Marca registrada é, talvez, a obra mais celebrada de sua carreira enquanto videoartista. Com dez minutos de duração, a película apresenta uma mulher usando um longo vestido sentada em uma cadeira feita de madeira. A protagonista, a própria Letícia, levanta seu pé e, então, mostrando a sola em close up, inicia a bordar algo nele. O que é bordado? No princípio, não se compreende exatamente, mas letras são identificadas. No topo do pé, um “M”, “A”, “D” e um “E”. O vídeo segue e, no meio do pé, apenas duas letras: “I” e “N”. Ao final dos angustiantes dez minutos, próximo do calcanhar, a palavra “BRAZIL” – assim mesmo, americanizada – é bordada. “Made in Brazil“. Feito no Brasil. Um vocábulo comum em produtos, brinquedos, etc. Corpo como mercadoria. Corpo como objeto inanimado, possuindo preço, prazo de validade, utilidade, obsolescência programada.

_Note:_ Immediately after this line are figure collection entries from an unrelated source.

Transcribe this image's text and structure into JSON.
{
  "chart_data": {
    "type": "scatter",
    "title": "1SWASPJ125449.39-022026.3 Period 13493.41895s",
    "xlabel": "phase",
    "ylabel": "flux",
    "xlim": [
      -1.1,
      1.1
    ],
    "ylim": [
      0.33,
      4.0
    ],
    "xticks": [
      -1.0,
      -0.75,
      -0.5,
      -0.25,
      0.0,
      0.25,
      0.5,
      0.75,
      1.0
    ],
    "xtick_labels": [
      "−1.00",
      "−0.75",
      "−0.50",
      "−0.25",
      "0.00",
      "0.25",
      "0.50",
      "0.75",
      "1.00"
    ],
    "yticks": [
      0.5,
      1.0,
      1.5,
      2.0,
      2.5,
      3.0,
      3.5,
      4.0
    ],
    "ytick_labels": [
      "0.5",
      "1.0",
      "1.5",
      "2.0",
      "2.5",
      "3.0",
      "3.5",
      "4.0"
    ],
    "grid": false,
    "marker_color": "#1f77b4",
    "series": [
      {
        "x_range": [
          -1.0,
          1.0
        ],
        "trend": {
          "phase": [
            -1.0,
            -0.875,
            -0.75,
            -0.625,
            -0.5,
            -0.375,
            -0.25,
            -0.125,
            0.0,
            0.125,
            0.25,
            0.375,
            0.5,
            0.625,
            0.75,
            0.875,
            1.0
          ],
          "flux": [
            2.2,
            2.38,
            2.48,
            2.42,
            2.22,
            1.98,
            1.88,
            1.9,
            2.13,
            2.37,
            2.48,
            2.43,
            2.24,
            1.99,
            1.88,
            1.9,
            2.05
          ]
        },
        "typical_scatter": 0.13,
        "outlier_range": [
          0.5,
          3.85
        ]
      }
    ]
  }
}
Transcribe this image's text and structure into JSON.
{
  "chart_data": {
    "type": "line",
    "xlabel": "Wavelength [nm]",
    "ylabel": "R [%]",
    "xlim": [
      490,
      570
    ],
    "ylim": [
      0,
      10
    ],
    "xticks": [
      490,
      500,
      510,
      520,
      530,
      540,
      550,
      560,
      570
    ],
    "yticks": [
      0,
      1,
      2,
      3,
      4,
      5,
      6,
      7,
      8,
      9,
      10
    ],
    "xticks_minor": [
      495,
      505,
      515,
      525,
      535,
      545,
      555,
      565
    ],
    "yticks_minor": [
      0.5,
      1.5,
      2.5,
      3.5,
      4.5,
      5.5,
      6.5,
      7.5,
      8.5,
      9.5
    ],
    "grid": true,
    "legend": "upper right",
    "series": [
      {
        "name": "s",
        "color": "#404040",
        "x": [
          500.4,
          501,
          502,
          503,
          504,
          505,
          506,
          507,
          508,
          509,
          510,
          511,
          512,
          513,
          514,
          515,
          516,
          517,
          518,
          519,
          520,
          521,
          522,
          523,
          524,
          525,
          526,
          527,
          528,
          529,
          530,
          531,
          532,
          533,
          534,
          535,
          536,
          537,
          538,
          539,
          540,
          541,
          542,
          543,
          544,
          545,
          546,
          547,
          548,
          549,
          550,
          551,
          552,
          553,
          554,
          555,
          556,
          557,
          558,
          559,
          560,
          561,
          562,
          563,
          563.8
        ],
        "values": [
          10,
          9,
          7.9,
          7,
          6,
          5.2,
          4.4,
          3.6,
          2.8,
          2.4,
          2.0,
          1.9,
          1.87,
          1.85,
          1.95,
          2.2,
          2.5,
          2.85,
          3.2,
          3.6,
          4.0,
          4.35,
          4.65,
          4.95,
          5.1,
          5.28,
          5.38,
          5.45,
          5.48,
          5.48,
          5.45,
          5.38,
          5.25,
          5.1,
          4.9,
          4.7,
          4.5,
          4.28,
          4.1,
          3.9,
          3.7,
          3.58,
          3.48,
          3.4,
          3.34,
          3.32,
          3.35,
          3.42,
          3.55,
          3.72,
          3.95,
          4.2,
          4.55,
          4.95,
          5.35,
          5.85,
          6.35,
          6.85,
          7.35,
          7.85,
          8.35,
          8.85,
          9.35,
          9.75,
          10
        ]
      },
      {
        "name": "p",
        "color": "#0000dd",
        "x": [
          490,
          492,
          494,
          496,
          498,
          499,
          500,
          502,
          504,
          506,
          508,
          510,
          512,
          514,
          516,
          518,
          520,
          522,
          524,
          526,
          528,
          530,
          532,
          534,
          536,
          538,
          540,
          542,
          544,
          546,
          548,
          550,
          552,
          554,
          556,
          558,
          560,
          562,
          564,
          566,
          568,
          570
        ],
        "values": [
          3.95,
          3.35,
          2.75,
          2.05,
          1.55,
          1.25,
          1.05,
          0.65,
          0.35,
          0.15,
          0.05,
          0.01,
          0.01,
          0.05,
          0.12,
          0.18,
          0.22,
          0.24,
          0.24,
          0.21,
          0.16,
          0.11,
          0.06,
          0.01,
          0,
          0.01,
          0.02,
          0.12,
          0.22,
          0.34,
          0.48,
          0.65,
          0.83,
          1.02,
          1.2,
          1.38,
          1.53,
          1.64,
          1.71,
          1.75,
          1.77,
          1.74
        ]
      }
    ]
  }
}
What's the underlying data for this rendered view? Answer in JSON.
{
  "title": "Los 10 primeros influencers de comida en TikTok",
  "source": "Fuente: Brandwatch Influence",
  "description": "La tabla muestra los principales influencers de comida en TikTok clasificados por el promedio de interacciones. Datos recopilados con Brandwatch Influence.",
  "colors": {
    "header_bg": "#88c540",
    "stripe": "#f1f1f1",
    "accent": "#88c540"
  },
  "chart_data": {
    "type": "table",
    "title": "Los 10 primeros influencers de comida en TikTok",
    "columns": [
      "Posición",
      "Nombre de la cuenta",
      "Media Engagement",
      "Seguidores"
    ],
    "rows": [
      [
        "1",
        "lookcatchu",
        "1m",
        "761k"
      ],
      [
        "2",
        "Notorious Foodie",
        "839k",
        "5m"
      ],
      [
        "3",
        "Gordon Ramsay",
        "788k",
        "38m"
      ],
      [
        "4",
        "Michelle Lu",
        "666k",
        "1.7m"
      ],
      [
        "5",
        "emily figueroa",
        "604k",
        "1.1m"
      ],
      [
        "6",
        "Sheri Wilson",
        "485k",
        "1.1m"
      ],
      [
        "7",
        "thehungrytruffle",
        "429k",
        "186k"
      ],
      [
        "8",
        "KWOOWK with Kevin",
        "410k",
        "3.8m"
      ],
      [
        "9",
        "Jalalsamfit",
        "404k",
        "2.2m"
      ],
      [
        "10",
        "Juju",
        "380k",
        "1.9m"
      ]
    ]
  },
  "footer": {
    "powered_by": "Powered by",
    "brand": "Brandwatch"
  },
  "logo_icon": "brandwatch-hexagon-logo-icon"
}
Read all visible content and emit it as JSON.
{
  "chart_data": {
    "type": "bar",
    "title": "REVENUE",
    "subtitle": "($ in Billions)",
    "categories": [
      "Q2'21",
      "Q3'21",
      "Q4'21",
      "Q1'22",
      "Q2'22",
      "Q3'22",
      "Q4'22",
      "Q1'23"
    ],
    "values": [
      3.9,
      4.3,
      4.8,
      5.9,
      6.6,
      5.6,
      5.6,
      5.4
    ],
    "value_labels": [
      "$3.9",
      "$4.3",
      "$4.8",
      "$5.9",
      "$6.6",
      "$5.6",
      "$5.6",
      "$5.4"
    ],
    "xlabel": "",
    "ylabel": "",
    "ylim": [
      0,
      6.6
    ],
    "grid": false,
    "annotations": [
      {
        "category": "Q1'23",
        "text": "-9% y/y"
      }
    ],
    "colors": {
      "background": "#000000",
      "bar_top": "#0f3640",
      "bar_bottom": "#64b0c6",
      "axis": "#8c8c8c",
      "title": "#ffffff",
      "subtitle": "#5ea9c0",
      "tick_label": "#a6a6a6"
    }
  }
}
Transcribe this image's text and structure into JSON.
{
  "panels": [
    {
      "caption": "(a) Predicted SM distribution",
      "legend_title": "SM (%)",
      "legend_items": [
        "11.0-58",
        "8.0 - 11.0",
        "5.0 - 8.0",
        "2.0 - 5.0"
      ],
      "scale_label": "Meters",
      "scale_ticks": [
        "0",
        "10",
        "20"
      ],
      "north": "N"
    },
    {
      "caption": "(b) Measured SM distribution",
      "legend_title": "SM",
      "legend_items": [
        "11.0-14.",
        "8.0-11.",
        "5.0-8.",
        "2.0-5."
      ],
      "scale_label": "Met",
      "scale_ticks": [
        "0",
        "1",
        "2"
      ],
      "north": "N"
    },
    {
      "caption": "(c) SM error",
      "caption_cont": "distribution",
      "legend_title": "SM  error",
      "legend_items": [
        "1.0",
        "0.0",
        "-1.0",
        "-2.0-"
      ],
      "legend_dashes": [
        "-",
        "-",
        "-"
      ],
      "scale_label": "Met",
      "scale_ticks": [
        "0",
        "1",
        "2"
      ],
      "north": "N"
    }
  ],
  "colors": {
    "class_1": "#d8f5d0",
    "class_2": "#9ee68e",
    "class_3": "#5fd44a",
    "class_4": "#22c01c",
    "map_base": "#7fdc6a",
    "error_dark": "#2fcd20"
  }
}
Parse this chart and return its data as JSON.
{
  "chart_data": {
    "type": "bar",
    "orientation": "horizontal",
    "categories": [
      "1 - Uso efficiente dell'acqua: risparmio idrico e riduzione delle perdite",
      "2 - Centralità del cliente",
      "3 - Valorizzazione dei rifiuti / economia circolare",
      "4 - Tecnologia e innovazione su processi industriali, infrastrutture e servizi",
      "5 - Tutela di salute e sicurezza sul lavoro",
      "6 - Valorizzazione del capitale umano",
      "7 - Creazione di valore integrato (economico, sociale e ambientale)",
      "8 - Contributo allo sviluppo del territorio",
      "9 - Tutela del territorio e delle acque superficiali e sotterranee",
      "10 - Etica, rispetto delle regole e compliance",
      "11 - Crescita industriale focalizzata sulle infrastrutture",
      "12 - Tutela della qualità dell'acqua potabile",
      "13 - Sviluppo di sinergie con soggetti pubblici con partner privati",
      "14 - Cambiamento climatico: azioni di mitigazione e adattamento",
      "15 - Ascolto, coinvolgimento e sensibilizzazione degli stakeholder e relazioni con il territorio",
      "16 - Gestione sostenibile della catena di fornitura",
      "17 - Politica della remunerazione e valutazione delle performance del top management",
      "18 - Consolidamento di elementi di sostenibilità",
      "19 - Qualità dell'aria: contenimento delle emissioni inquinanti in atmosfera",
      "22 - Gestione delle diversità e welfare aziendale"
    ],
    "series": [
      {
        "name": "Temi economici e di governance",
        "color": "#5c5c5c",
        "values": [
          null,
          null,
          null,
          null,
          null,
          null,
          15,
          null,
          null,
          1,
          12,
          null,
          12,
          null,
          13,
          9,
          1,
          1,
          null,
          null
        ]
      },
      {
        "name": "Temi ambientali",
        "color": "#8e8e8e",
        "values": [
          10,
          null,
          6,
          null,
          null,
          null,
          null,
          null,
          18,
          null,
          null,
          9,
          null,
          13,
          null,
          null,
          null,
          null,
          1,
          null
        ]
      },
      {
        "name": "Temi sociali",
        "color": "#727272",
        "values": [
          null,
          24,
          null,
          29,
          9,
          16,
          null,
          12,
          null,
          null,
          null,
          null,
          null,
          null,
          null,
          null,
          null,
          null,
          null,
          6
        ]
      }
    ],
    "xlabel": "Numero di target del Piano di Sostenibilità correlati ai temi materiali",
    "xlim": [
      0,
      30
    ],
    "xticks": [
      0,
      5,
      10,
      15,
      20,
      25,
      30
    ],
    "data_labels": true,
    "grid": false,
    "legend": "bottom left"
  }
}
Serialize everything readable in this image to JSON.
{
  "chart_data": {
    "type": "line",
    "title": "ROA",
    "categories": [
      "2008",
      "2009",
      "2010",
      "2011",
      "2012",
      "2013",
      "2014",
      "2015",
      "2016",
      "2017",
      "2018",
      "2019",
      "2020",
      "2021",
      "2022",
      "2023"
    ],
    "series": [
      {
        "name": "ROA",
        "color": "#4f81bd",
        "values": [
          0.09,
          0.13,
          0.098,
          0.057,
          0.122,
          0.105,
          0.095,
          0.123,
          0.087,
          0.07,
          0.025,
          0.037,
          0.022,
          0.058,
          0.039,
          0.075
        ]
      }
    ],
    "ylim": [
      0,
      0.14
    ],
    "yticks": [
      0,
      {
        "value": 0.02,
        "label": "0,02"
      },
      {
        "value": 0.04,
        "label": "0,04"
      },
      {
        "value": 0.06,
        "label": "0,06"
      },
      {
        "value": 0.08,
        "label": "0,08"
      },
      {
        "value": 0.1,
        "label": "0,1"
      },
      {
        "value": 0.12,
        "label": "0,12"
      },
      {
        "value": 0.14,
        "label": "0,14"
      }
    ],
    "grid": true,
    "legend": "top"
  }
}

O corpo capitalista. Na agressiva capitalista, tudo é objeto. O corpo humano torna-se uma máquina designada para funções específicas. Parente agride o espectador com essa verdade, muitas vezes, dura de engolir: que existe um processo de coisificação do ser humano inerente ao sistema capitalista. A dolorosa costura de Letícia Parente em si mesma é o traço fundamental da própria sociedade da positividade que Byung Chul-Han descreve em A sociedade do cansaço. Nela, o trabalhador, através do reforço por meio da violência do positivo, coloca em si mesmo o desejo e a obrigação de se tornar um objeto capaz de satisfazer os desejos do patrão. A diretora, então, costura na própria pele seu destino coisificado.

A insistência da visão na automutilação cria uma relação de completa agressão entre vídeo e espectador. Cada mínimo frame da obra acaba sendo um martírio para os olhos do público. Tudo é dolorido, não existe prazer nessa dinâmica. É “feito no Brasil”. A existência brasileira é dolorosa e, portanto, Parente não esconde suas dores e muito menos suas angústias em ser Brasil em tempos de vídeo. Assumir a herança do subdesenvolvimento – e, portanto, da violência, pois não há subdesenvolvimento sem relações de agressão – como Ferreira Gullar e Hélio Oiticica já haviam postulado é compreender a dura realidade e, a partir daí, construir vanguarda, arte de guerrilha. O pesar de ser brasileiro ao longo da ditadura empresarial-militar é refletido em dez angustiantes minutos de vídeo. As agressões à classe trabalhadora brasileira são expostas pela agressão ao corpo, ao físico, mas também ao modo de expressão de Parente; o plano único, estático, cínico, é uma estrutura de agressão. É uma dupla materialização da violência.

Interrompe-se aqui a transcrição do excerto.